Better Process Supervision with Bi-directional Rewarding Signals
This addresses a bottleneck in process supervision for LLM reasoning, offering incremental improvements in evaluation precision and search guidance for mathematical tasks.
The paper tackles the problem of one-directional process supervision in large language model reasoning by introducing BiRM, a model that evaluates past steps and models future success probability, achieving improvements of 3.1% on Gaokao2023 and up to 5.0% on MATH-500 over existing methods.

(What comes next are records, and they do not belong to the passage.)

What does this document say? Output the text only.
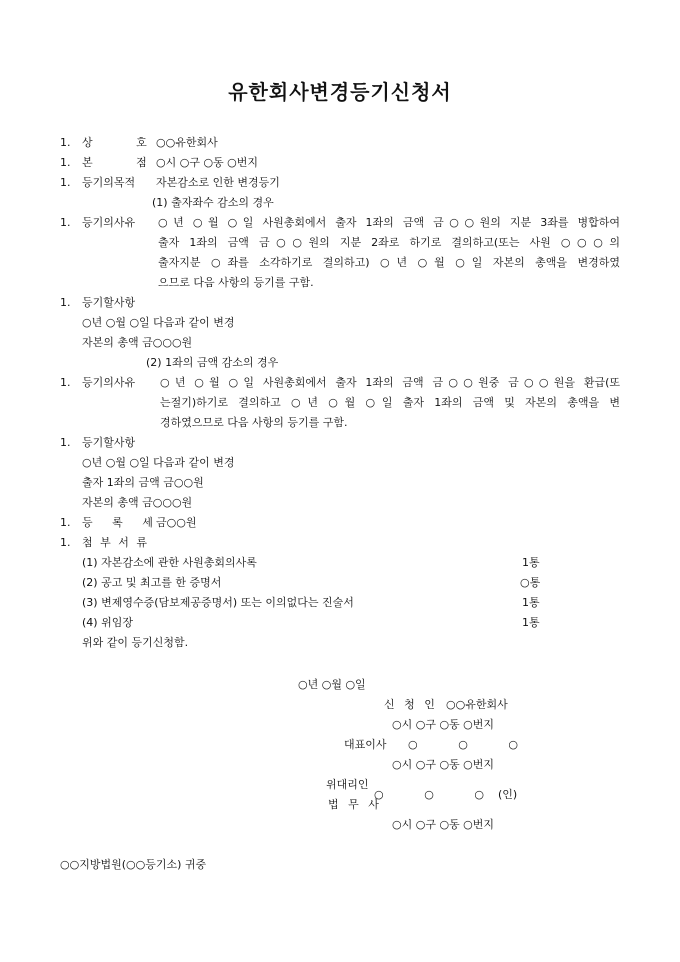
유한회사변경등기신청서
1. 상 호
○○유한회사
1. 본 점
○시 ○구 ○동 ○번지
1. 등기의목적 자본감소로 인한 변경등기
(1) 출자좌수 감소의 경우
1. 등기의사유 ○년 ○월 ○일 사원총회에서 출자 1좌의 금액 금○○원의 지분 3좌를 병합하여
출자 1좌의 금액 금○○원의 지분 2좌로 하기로 결의하고(또는 사원 ○○○의
출자지분 ○좌를 소각하기로 결의하고) ○년 ○월 ○일 자본의 총액을 변경하였
으므로 다음 사항의 등기를 구함.
1. 등기할사항
○년 ○월 ○일 다음과 같이 변경
자본의 총액 금○○○원
(2) 1좌의 금액 감소의 경우
1. 등기의사유 ○년 ○월 ○일 사원총회에서 출자 1좌의 금액 금○○원중 금○○원을 환급(또
는절기)하기로 결의하고 ○년 ○월 ○일 출자 1좌의 금액 및 자본의 총액을 변
경하였으므로 다음 사항의 등기를 구함.
1. 등기할사항
○년 ○월 ○일 다음과 같이 변경
출자 1좌의 금액 금○○원
자본의 총액 금○○○원
1. 등 록 세
금○○원
1. 첨 부 서 류
(1) 자본감소에 관한 사원총회의사록	1통
(2) 공고 및 최고를 한 증명서	○통
(3) 변제영수증(담보제공증명서) 또는 이의없다는 진술서	1통
(4) 위임장	1통
위와 같이 등기신청함.
○년 ○월 ○일
신 청 인 ○○유한회사
○시 ○구 ○동 ○번지
대표이사 ○	○	○
○시 ○구 ○동 ○번지
위대리인
법 무 사
○	○	○ (인)
○시 ○구 ○동 ○번지
○○지방법원(○○등기소) 귀중
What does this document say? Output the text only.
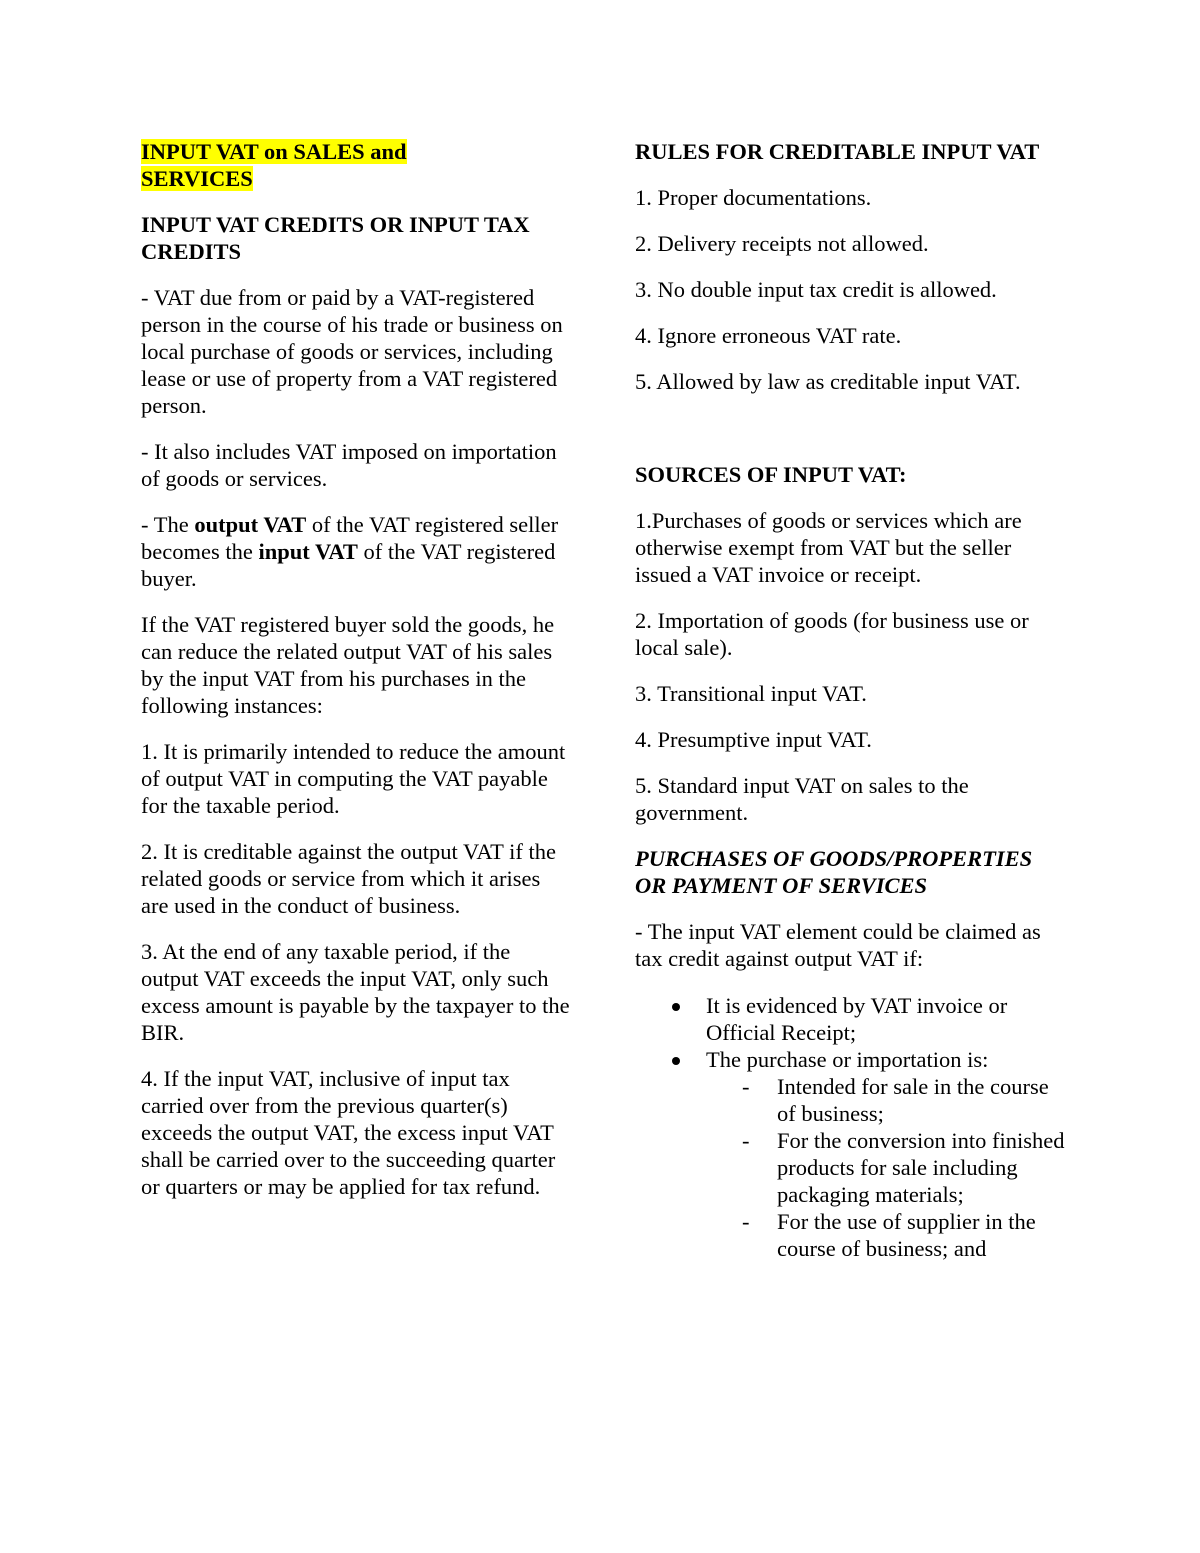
INPUT VAT on SALES and
SERVICES

INPUT VAT CREDITS OR INPUT TAX CREDITS

- VAT due from or paid by a VAT-registered person in the course of his trade or business on local purchase of goods or services, including lease or use of property from a VAT registered person.

- It also includes VAT imposed on importation of goods or services.

- The output VAT of the VAT registered seller becomes the input VAT of the VAT registered buyer.

If the VAT registered buyer sold the goods, he can reduce the related output VAT of his sales by the input VAT from his purchases in the following instances:

1. It is primarily intended to reduce the amount of output VAT in computing the VAT payable for the taxable period.

2. It is creditable against the output VAT if the related goods or service from which it arises are used in the conduct of business.

3. At the end of any taxable period, if the output VAT exceeds the input VAT, only such excess amount is payable by the taxpayer to the BIR.

4. If the input VAT, inclusive of input tax carried over from the previous quarter(s) exceeds the output VAT, the excess input VAT shall be carried over to the succeeding quarter or quarters or may be applied for tax refund.

RULES FOR CREDITABLE INPUT VAT

1. Proper documentations.

2. Delivery receipts not allowed.

3. No double input tax credit is allowed.

4. Ignore erroneous VAT rate.

5. Allowed by law as creditable input VAT.

SOURCES OF INPUT VAT:

1.Purchases of goods or services which are otherwise exempt from VAT but the seller issued a VAT invoice or receipt.

2. Importation of goods (for business use or local sale).

3. Transitional input VAT.

4. Presumptive input VAT.

5. Standard input VAT on sales to the government.

PURCHASES OF GOODS/PROPERTIES OR PAYMENT OF SERVICES

- The input VAT element could be claimed as tax credit against output VAT if:

It is evidenced by VAT invoice or Official Receipt;
The purchase or importation is:
- Intended for sale in the course of business;
- For the conversion into finished products for sale including packaging materials;
- For the use of supplier in the course of business; and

Process supervision, i.e., evaluating each step, is critical for complex large language model (LLM) reasoning and test-time searching with increased inference compute. Existing approaches, represented by process reward models (PRMs), primarily focus on rewarding signals up to the current step, exhibiting a one-directional nature and lacking a mechanism to model the distance to the final target. To address this problem, we draw inspiration from the A* algorithm, which states that an effective supervisory signal should simultaneously consider the incurred cost and the estimated cost for reaching the target. Building on this key insight, we introduce BiRM, a novel process supervision model that not only evaluates the correctness of previous steps but also models the probability of future success. We conduct extensive experiments on mathematical reasoning tasks and demonstrate that BiRM provides more precise evaluations of LLM reasoning steps, achieving an improvement of 3.1% on Gaokao2023 over PRM under the Best-of-N sampling method. Besides, in search-based strategies, BiRM provides more comprehensive guidance and outperforms ORM by 5.0% and PRM by 3.8% respectively on MATH-500.